This is a pair of documents used to calculate the statistics behind documents posted on Engineering Archive. The data is collected using the PHP script (modified from here). The jupyter notebook here is used on: https://blog.engrxiv.org/stats/
To use the PHP script
Use the OSF's API (https://developer.osf.io/) to gather a list of papers in engrXiv so we can gather stats.
You will need an Authorization Token (https://developer.osf.io/#tag/Authentication) to make requests.

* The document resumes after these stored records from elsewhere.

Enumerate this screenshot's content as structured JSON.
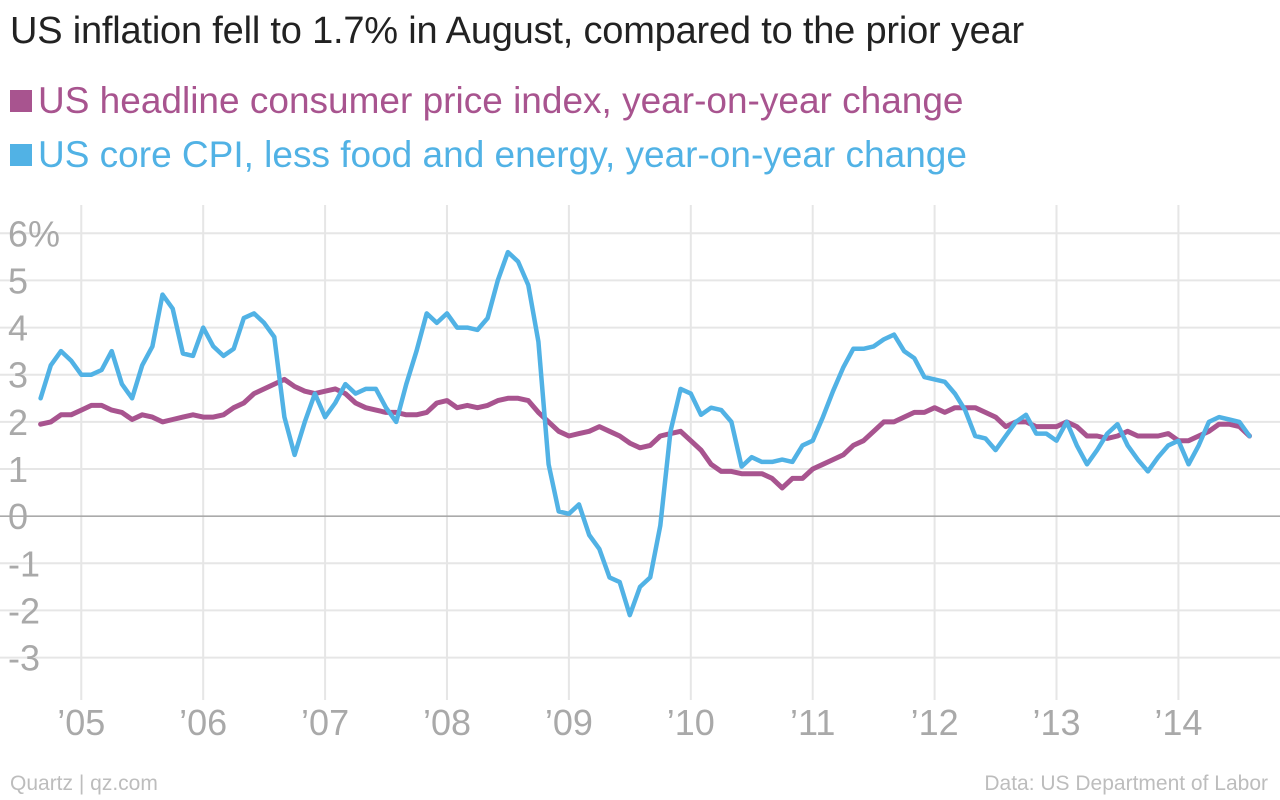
{
  "title": "US inflation fell to 1.7% in August, compared to the prior year",
  "footer": {
    "source_left": "Quartz | qz.com",
    "source_right": "Data: US Department of Labor"
  },
  "colors": {
    "headline": "#a8548f",
    "core": "#51b2e5",
    "grid": "#e6e6e6",
    "zero": "#aaaaaa",
    "tick": "#a9a9a9"
  },
  "chart_data": {
    "type": "line",
    "title": "US inflation fell to 1.7% in August, compared to the prior year",
    "xlabel": "",
    "ylabel": "",
    "ylim": [
      -3.9,
      6.6
    ],
    "yticks": [
      6,
      5,
      4,
      3,
      2,
      1,
      0,
      -1,
      -2,
      -3
    ],
    "ytick_labels": [
      "6%",
      "5",
      "4",
      "3",
      "2",
      "1",
      "0",
      "-1",
      "-2",
      "-3"
    ],
    "xlim": [
      "2004-05",
      "2014-11"
    ],
    "xticks": [
      "2005-01",
      "2006-01",
      "2007-01",
      "2008-01",
      "2009-01",
      "2010-01",
      "2011-01",
      "2012-01",
      "2013-01",
      "2014-01"
    ],
    "xtick_labels": [
      "’05",
      "’06",
      "’07",
      "’08",
      "’09",
      "’10",
      "’11",
      "’12",
      "’13",
      "’14"
    ],
    "grid": true,
    "legend_position": "top-left",
    "series": [
      {
        "name": "US headline consumer price index, year-on-year change",
        "color": "#a8548f",
        "points": [
          [
            "2004-09",
            1.95
          ],
          [
            "2004-10",
            2.0
          ],
          [
            "2004-11",
            2.15
          ],
          [
            "2004-12",
            2.15
          ],
          [
            "2005-01",
            2.25
          ],
          [
            "2005-02",
            2.35
          ],
          [
            "2005-03",
            2.35
          ],
          [
            "2005-04",
            2.25
          ],
          [
            "2005-05",
            2.2
          ],
          [
            "2005-06",
            2.05
          ],
          [
            "2005-07",
            2.15
          ],
          [
            "2005-08",
            2.1
          ],
          [
            "2005-09",
            2.0
          ],
          [
            "2005-10",
            2.05
          ],
          [
            "2005-11",
            2.1
          ],
          [
            "2005-12",
            2.15
          ],
          [
            "2006-01",
            2.1
          ],
          [
            "2006-02",
            2.1
          ],
          [
            "2006-03",
            2.15
          ],
          [
            "2006-04",
            2.3
          ],
          [
            "2006-05",
            2.4
          ],
          [
            "2006-06",
            2.6
          ],
          [
            "2006-07",
            2.7
          ],
          [
            "2006-08",
            2.8
          ],
          [
            "2006-09",
            2.9
          ],
          [
            "2006-10",
            2.75
          ],
          [
            "2006-11",
            2.65
          ],
          [
            "2006-12",
            2.6
          ],
          [
            "2007-01",
            2.65
          ],
          [
            "2007-02",
            2.7
          ],
          [
            "2007-03",
            2.6
          ],
          [
            "2007-04",
            2.4
          ],
          [
            "2007-05",
            2.3
          ],
          [
            "2007-06",
            2.25
          ],
          [
            "2007-07",
            2.2
          ],
          [
            "2007-08",
            2.2
          ],
          [
            "2007-09",
            2.15
          ],
          [
            "2007-10",
            2.15
          ],
          [
            "2007-11",
            2.2
          ],
          [
            "2007-12",
            2.4
          ],
          [
            "2008-01",
            2.45
          ],
          [
            "2008-02",
            2.3
          ],
          [
            "2008-03",
            2.35
          ],
          [
            "2008-04",
            2.3
          ],
          [
            "2008-05",
            2.35
          ],
          [
            "2008-06",
            2.45
          ],
          [
            "2008-07",
            2.5
          ],
          [
            "2008-08",
            2.5
          ],
          [
            "2008-09",
            2.45
          ],
          [
            "2008-10",
            2.2
          ],
          [
            "2008-11",
            2.0
          ],
          [
            "2008-12",
            1.8
          ],
          [
            "2009-01",
            1.7
          ],
          [
            "2009-02",
            1.75
          ],
          [
            "2009-03",
            1.8
          ],
          [
            "2009-04",
            1.9
          ],
          [
            "2009-05",
            1.8
          ],
          [
            "2009-06",
            1.7
          ],
          [
            "2009-07",
            1.55
          ],
          [
            "2009-08",
            1.45
          ],
          [
            "2009-09",
            1.5
          ],
          [
            "2009-10",
            1.7
          ],
          [
            "2009-11",
            1.75
          ],
          [
            "2009-12",
            1.8
          ],
          [
            "2010-01",
            1.6
          ],
          [
            "2010-02",
            1.4
          ],
          [
            "2010-03",
            1.1
          ],
          [
            "2010-04",
            0.95
          ],
          [
            "2010-05",
            0.95
          ],
          [
            "2010-06",
            0.9
          ],
          [
            "2010-07",
            0.9
          ],
          [
            "2010-08",
            0.9
          ],
          [
            "2010-09",
            0.8
          ],
          [
            "2010-10",
            0.6
          ],
          [
            "2010-11",
            0.8
          ],
          [
            "2010-12",
            0.8
          ],
          [
            "2011-01",
            1.0
          ],
          [
            "2011-02",
            1.1
          ],
          [
            "2011-03",
            1.2
          ],
          [
            "2011-04",
            1.3
          ],
          [
            "2011-05",
            1.5
          ],
          [
            "2011-06",
            1.6
          ],
          [
            "2011-07",
            1.8
          ],
          [
            "2011-08",
            2.0
          ],
          [
            "2011-09",
            2.0
          ],
          [
            "2011-10",
            2.1
          ],
          [
            "2011-11",
            2.2
          ],
          [
            "2011-12",
            2.2
          ],
          [
            "2012-01",
            2.3
          ],
          [
            "2012-02",
            2.2
          ],
          [
            "2012-03",
            2.3
          ],
          [
            "2012-04",
            2.3
          ],
          [
            "2012-05",
            2.3
          ],
          [
            "2012-06",
            2.2
          ],
          [
            "2012-07",
            2.1
          ],
          [
            "2012-08",
            1.9
          ],
          [
            "2012-09",
            2.0
          ],
          [
            "2012-10",
            2.0
          ],
          [
            "2012-11",
            1.9
          ],
          [
            "2012-12",
            1.9
          ],
          [
            "2013-01",
            1.9
          ],
          [
            "2013-02",
            2.0
          ],
          [
            "2013-03",
            1.9
          ],
          [
            "2013-04",
            1.7
          ],
          [
            "2013-05",
            1.7
          ],
          [
            "2013-06",
            1.65
          ],
          [
            "2013-07",
            1.7
          ],
          [
            "2013-08",
            1.8
          ],
          [
            "2013-09",
            1.7
          ],
          [
            "2013-10",
            1.7
          ],
          [
            "2013-11",
            1.7
          ],
          [
            "2013-12",
            1.75
          ],
          [
            "2014-01",
            1.6
          ],
          [
            "2014-02",
            1.6
          ],
          [
            "2014-03",
            1.7
          ],
          [
            "2014-04",
            1.8
          ],
          [
            "2014-05",
            1.95
          ],
          [
            "2014-06",
            1.95
          ],
          [
            "2014-07",
            1.9
          ],
          [
            "2014-08",
            1.7
          ]
        ]
      },
      {
        "name": "US core CPI, less food and energy, year-on-year change",
        "color": "#51b2e5",
        "points": [
          [
            "2004-09",
            2.5
          ],
          [
            "2004-10",
            3.2
          ],
          [
            "2004-11",
            3.5
          ],
          [
            "2004-12",
            3.3
          ],
          [
            "2005-01",
            3.0
          ],
          [
            "2005-02",
            3.0
          ],
          [
            "2005-03",
            3.1
          ],
          [
            "2005-04",
            3.5
          ],
          [
            "2005-05",
            2.8
          ],
          [
            "2005-06",
            2.5
          ],
          [
            "2005-07",
            3.2
          ],
          [
            "2005-08",
            3.6
          ],
          [
            "2005-09",
            4.7
          ],
          [
            "2005-10",
            4.4
          ],
          [
            "2005-11",
            3.45
          ],
          [
            "2005-12",
            3.4
          ],
          [
            "2006-01",
            4.0
          ],
          [
            "2006-02",
            3.6
          ],
          [
            "2006-03",
            3.4
          ],
          [
            "2006-04",
            3.55
          ],
          [
            "2006-05",
            4.2
          ],
          [
            "2006-06",
            4.3
          ],
          [
            "2006-07",
            4.1
          ],
          [
            "2006-08",
            3.8
          ],
          [
            "2006-09",
            2.1
          ],
          [
            "2006-10",
            1.3
          ],
          [
            "2006-11",
            2.0
          ],
          [
            "2006-12",
            2.6
          ],
          [
            "2007-01",
            2.1
          ],
          [
            "2007-02",
            2.4
          ],
          [
            "2007-03",
            2.8
          ],
          [
            "2007-04",
            2.6
          ],
          [
            "2007-05",
            2.7
          ],
          [
            "2007-06",
            2.7
          ],
          [
            "2007-07",
            2.3
          ],
          [
            "2007-08",
            2.0
          ],
          [
            "2007-09",
            2.8
          ],
          [
            "2007-10",
            3.5
          ],
          [
            "2007-11",
            4.3
          ],
          [
            "2007-12",
            4.1
          ],
          [
            "2008-01",
            4.3
          ],
          [
            "2008-02",
            4.0
          ],
          [
            "2008-03",
            4.0
          ],
          [
            "2008-04",
            3.95
          ],
          [
            "2008-05",
            4.2
          ],
          [
            "2008-06",
            5.0
          ],
          [
            "2008-07",
            5.6
          ],
          [
            "2008-08",
            5.4
          ],
          [
            "2008-09",
            4.9
          ],
          [
            "2008-10",
            3.7
          ],
          [
            "2008-11",
            1.1
          ],
          [
            "2008-12",
            0.1
          ],
          [
            "2009-01",
            0.05
          ],
          [
            "2009-02",
            0.25
          ],
          [
            "2009-03",
            -0.4
          ],
          [
            "2009-04",
            -0.7
          ],
          [
            "2009-05",
            -1.3
          ],
          [
            "2009-06",
            -1.4
          ],
          [
            "2009-07",
            -2.1
          ],
          [
            "2009-08",
            -1.5
          ],
          [
            "2009-09",
            -1.3
          ],
          [
            "2009-10",
            -0.2
          ],
          [
            "2009-11",
            1.8
          ],
          [
            "2009-12",
            2.7
          ],
          [
            "2010-01",
            2.6
          ],
          [
            "2010-02",
            2.15
          ],
          [
            "2010-03",
            2.3
          ],
          [
            "2010-04",
            2.25
          ],
          [
            "2010-05",
            2.0
          ],
          [
            "2010-06",
            1.05
          ],
          [
            "2010-07",
            1.25
          ],
          [
            "2010-08",
            1.15
          ],
          [
            "2010-09",
            1.15
          ],
          [
            "2010-10",
            1.2
          ],
          [
            "2010-11",
            1.15
          ],
          [
            "2010-12",
            1.5
          ],
          [
            "2011-01",
            1.6
          ],
          [
            "2011-02",
            2.1
          ],
          [
            "2011-03",
            2.65
          ],
          [
            "2011-04",
            3.15
          ],
          [
            "2011-05",
            3.55
          ],
          [
            "2011-06",
            3.55
          ],
          [
            "2011-07",
            3.6
          ],
          [
            "2011-08",
            3.75
          ],
          [
            "2011-09",
            3.85
          ],
          [
            "2011-10",
            3.5
          ],
          [
            "2011-11",
            3.35
          ],
          [
            "2011-12",
            2.95
          ],
          [
            "2012-01",
            2.9
          ],
          [
            "2012-02",
            2.85
          ],
          [
            "2012-03",
            2.6
          ],
          [
            "2012-04",
            2.25
          ],
          [
            "2012-05",
            1.7
          ],
          [
            "2012-06",
            1.65
          ],
          [
            "2012-07",
            1.4
          ],
          [
            "2012-08",
            1.7
          ],
          [
            "2012-09",
            2.0
          ],
          [
            "2012-10",
            2.15
          ],
          [
            "2012-11",
            1.75
          ],
          [
            "2012-12",
            1.75
          ],
          [
            "2013-01",
            1.6
          ],
          [
            "2013-02",
            2.0
          ],
          [
            "2013-03",
            1.5
          ],
          [
            "2013-04",
            1.1
          ],
          [
            "2013-05",
            1.4
          ],
          [
            "2013-06",
            1.75
          ],
          [
            "2013-07",
            1.95
          ],
          [
            "2013-08",
            1.5
          ],
          [
            "2013-09",
            1.2
          ],
          [
            "2013-10",
            0.95
          ],
          [
            "2013-11",
            1.25
          ],
          [
            "2013-12",
            1.5
          ],
          [
            "2014-01",
            1.6
          ],
          [
            "2014-02",
            1.1
          ],
          [
            "2014-03",
            1.5
          ],
          [
            "2014-04",
            2.0
          ],
          [
            "2014-05",
            2.1
          ],
          [
            "2014-06",
            2.05
          ],
          [
            "2014-07",
            2.0
          ],
          [
            "2014-08",
            1.7
          ]
        ]
      }
    ]
  }
}
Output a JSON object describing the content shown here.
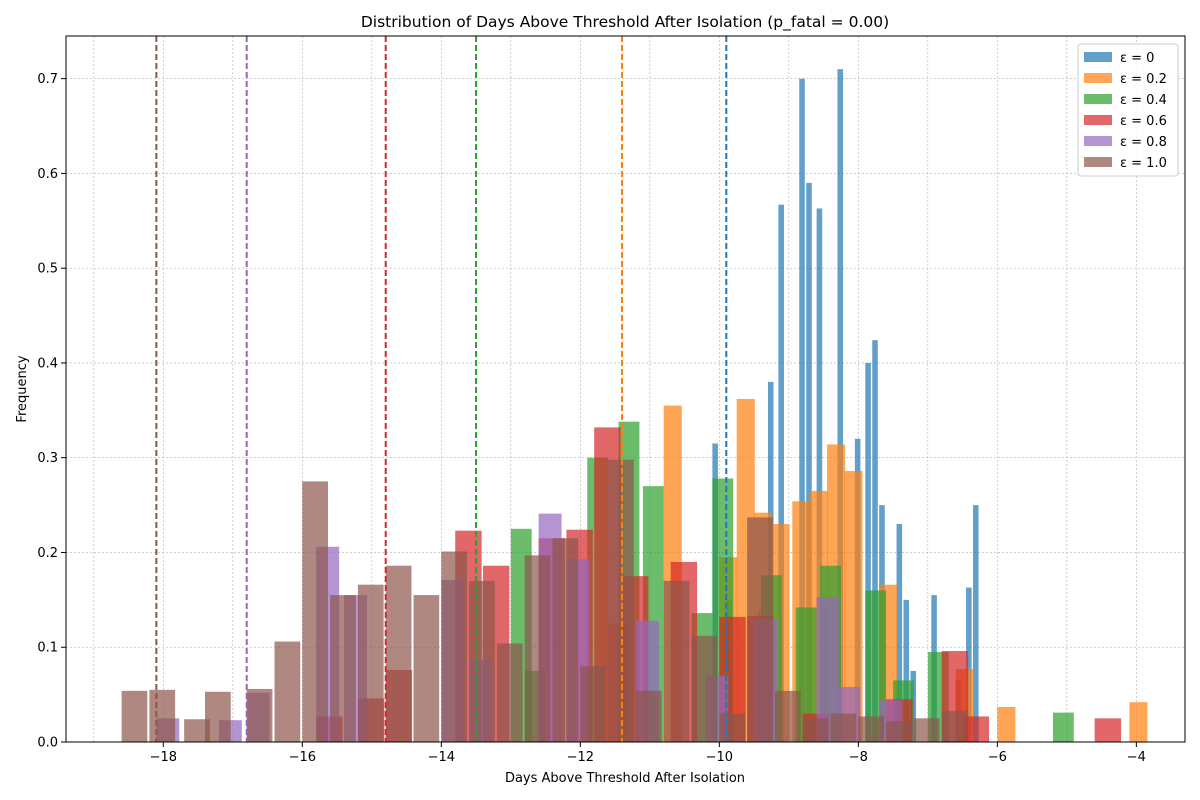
{
  "chart_data": {
    "type": "histogram",
    "title": "Distribution of Days Above Threshold After Isolation (p_fatal = 0.00)",
    "xlabel": "Days Above Threshold After Isolation",
    "ylabel": "Frequency",
    "xlim": [
      -19.4,
      -3.3
    ],
    "ylim": [
      0,
      0.745
    ],
    "xticks": [
      -18,
      -16,
      -14,
      -12,
      -10,
      -8,
      -6,
      -4
    ],
    "yticks": [
      0.0,
      0.1,
      0.2,
      0.3,
      0.4,
      0.5,
      0.6,
      0.7
    ],
    "grid": true,
    "legend_position": "top-right",
    "bar_opacity": 0.7,
    "series": [
      {
        "name": "ε = 0",
        "color": "#1f77b4",
        "bin_width": 0.08,
        "mean_line": -9.9,
        "bins": [
          [
            -10.1,
            0.315
          ],
          [
            -9.9,
            0.15
          ],
          [
            -9.45,
            0.14
          ],
          [
            -9.3,
            0.38
          ],
          [
            -9.15,
            0.567
          ],
          [
            -8.85,
            0.7
          ],
          [
            -8.75,
            0.59
          ],
          [
            -8.6,
            0.563
          ],
          [
            -8.5,
            0.14
          ],
          [
            -8.3,
            0.71
          ],
          [
            -8.05,
            0.32
          ],
          [
            -7.9,
            0.4
          ],
          [
            -7.8,
            0.424
          ],
          [
            -7.7,
            0.25
          ],
          [
            -7.45,
            0.23
          ],
          [
            -7.35,
            0.15
          ],
          [
            -7.25,
            0.075
          ],
          [
            -6.95,
            0.155
          ],
          [
            -6.6,
            0.065
          ],
          [
            -6.45,
            0.163
          ],
          [
            -6.35,
            0.25
          ]
        ]
      },
      {
        "name": "ε = 0.2",
        "color": "#ff7f0e",
        "bin_width": 0.26,
        "mean_line": -11.4,
        "bins": [
          [
            -11.6,
            0.125
          ],
          [
            -10.8,
            0.355
          ],
          [
            -10.0,
            0.195
          ],
          [
            -9.75,
            0.362
          ],
          [
            -9.5,
            0.242
          ],
          [
            -9.25,
            0.23
          ],
          [
            -8.95,
            0.254
          ],
          [
            -8.7,
            0.265
          ],
          [
            -8.45,
            0.314
          ],
          [
            -8.2,
            0.286
          ],
          [
            -7.7,
            0.166
          ],
          [
            -6.6,
            0.077
          ],
          [
            -6.0,
            0.037
          ],
          [
            -4.1,
            0.042
          ]
        ]
      },
      {
        "name": "ε = 0.4",
        "color": "#2ca02c",
        "bin_width": 0.3,
        "mean_line": -13.5,
        "bins": [
          [
            -13.0,
            0.225
          ],
          [
            -12.8,
            0.075
          ],
          [
            -11.9,
            0.3
          ],
          [
            -11.45,
            0.338
          ],
          [
            -11.1,
            0.27
          ],
          [
            -10.4,
            0.136
          ],
          [
            -10.1,
            0.278
          ],
          [
            -9.4,
            0.176
          ],
          [
            -8.9,
            0.142
          ],
          [
            -8.55,
            0.186
          ],
          [
            -7.9,
            0.16
          ],
          [
            -7.5,
            0.065
          ],
          [
            -7.0,
            0.095
          ],
          [
            -5.2,
            0.031
          ]
        ]
      },
      {
        "name": "ε = 0.6",
        "color": "#d62728",
        "bin_width": 0.38,
        "mean_line": -14.8,
        "bins": [
          [
            -15.8,
            0.027
          ],
          [
            -15.2,
            0.046
          ],
          [
            -14.8,
            0.076
          ],
          [
            -13.8,
            0.223
          ],
          [
            -13.4,
            0.186
          ],
          [
            -12.6,
            0.215
          ],
          [
            -12.2,
            0.224
          ],
          [
            -11.8,
            0.332
          ],
          [
            -11.4,
            0.175
          ],
          [
            -10.7,
            0.19
          ],
          [
            -10.0,
            0.132
          ],
          [
            -9.6,
            0.133
          ],
          [
            -8.8,
            0.03
          ],
          [
            -7.6,
            0.045
          ],
          [
            -6.8,
            0.096
          ],
          [
            -6.5,
            0.027
          ],
          [
            -4.6,
            0.025
          ]
        ]
      },
      {
        "name": "ε = 0.8",
        "color": "#9467bd",
        "bin_width": 0.33,
        "mean_line": -16.8,
        "bins": [
          [
            -18.1,
            0.025
          ],
          [
            -17.2,
            0.023
          ],
          [
            -16.8,
            0.052
          ],
          [
            -15.8,
            0.206
          ],
          [
            -15.4,
            0.155
          ],
          [
            -14.0,
            0.171
          ],
          [
            -13.6,
            0.087
          ],
          [
            -12.6,
            0.241
          ],
          [
            -12.2,
            0.193
          ],
          [
            -11.2,
            0.128
          ],
          [
            -10.2,
            0.07
          ],
          [
            -9.5,
            0.13
          ],
          [
            -8.6,
            0.153
          ],
          [
            -8.3,
            0.058
          ],
          [
            -7.7,
            0.044
          ]
        ]
      },
      {
        "name": "ε = 1.0",
        "color": "#8c564b",
        "bin_width": 0.37,
        "mean_line": -18.1,
        "bins": [
          [
            -18.6,
            0.054
          ],
          [
            -18.2,
            0.055
          ],
          [
            -17.7,
            0.024
          ],
          [
            -17.4,
            0.053
          ],
          [
            -16.8,
            0.056
          ],
          [
            -16.4,
            0.106
          ],
          [
            -16.0,
            0.275
          ],
          [
            -15.6,
            0.155
          ],
          [
            -15.2,
            0.166
          ],
          [
            -14.8,
            0.186
          ],
          [
            -14.4,
            0.155
          ],
          [
            -14.0,
            0.201
          ],
          [
            -13.6,
            0.17
          ],
          [
            -13.2,
            0.104
          ],
          [
            -12.8,
            0.197
          ],
          [
            -12.4,
            0.215
          ],
          [
            -12.0,
            0.08
          ],
          [
            -11.6,
            0.298
          ],
          [
            -11.2,
            0.054
          ],
          [
            -10.8,
            0.17
          ],
          [
            -10.4,
            0.112
          ],
          [
            -10.0,
            0.03
          ],
          [
            -9.6,
            0.237
          ],
          [
            -9.2,
            0.054
          ],
          [
            -8.8,
            0.025
          ],
          [
            -8.4,
            0.03
          ],
          [
            -8.0,
            0.027
          ],
          [
            -7.6,
            0.022
          ],
          [
            -7.2,
            0.025
          ],
          [
            -6.8,
            0.033
          ]
        ]
      }
    ]
  }
}
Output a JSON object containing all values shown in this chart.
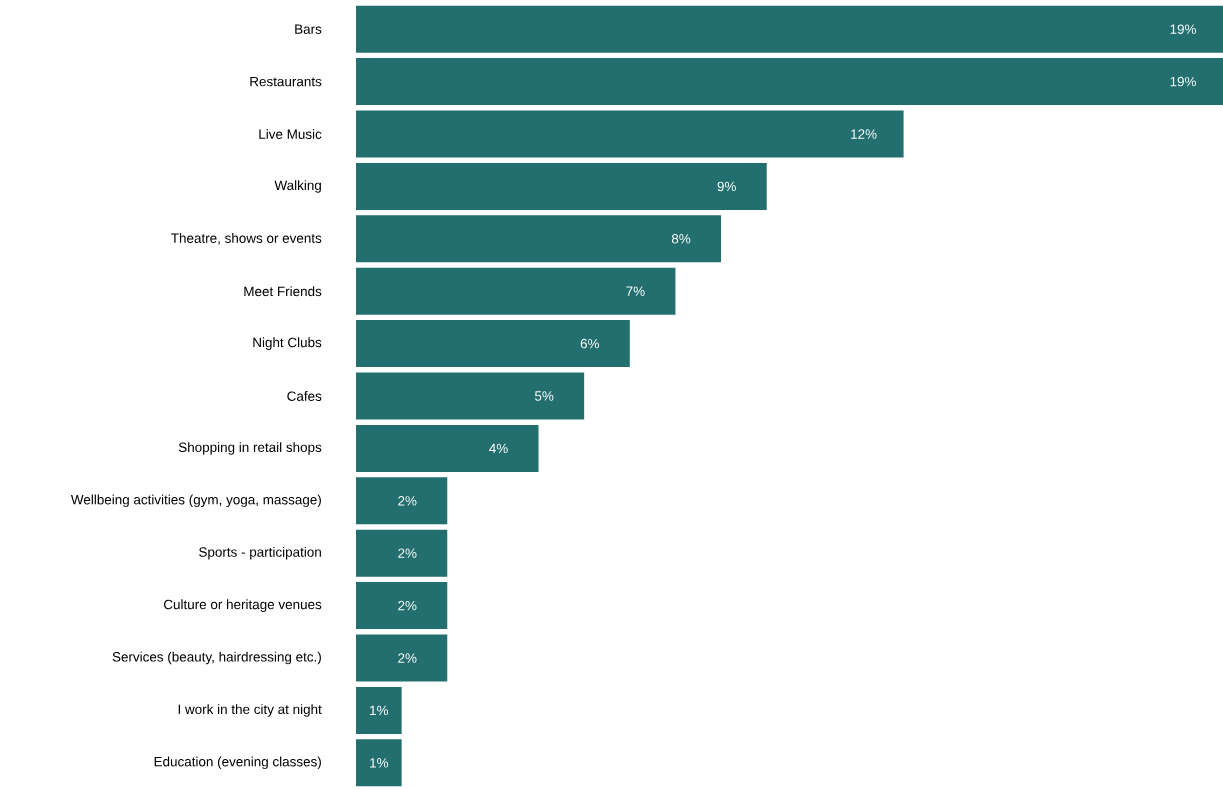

We use the PHP Curl Class library to handle our GET requests: https://github.com/php-curl-class/php-curl-class
You can pass the token to the script by appending
-p$osf_token to the end of your php command, where
$osf_token is your OSF authorization token.
The Jupyter Notebook
The Jupyter notebook is just a small bit of Python to plot the results that are stored in the CSV file generated by the PHP script. The current data file used in the notebook is hosted here: https://osf.io/ns9yr/
Download all engrXiv files
The bash script
download_engrxiv.sh uses the
engrxiv-papers.csv file which is created using the PHP script, there is an occasionally updated version available on OSF. The CSV file is read using
csvtool and then the primary file for each preprint is downloaded using
wget. Each file is saved as GUID.pdf.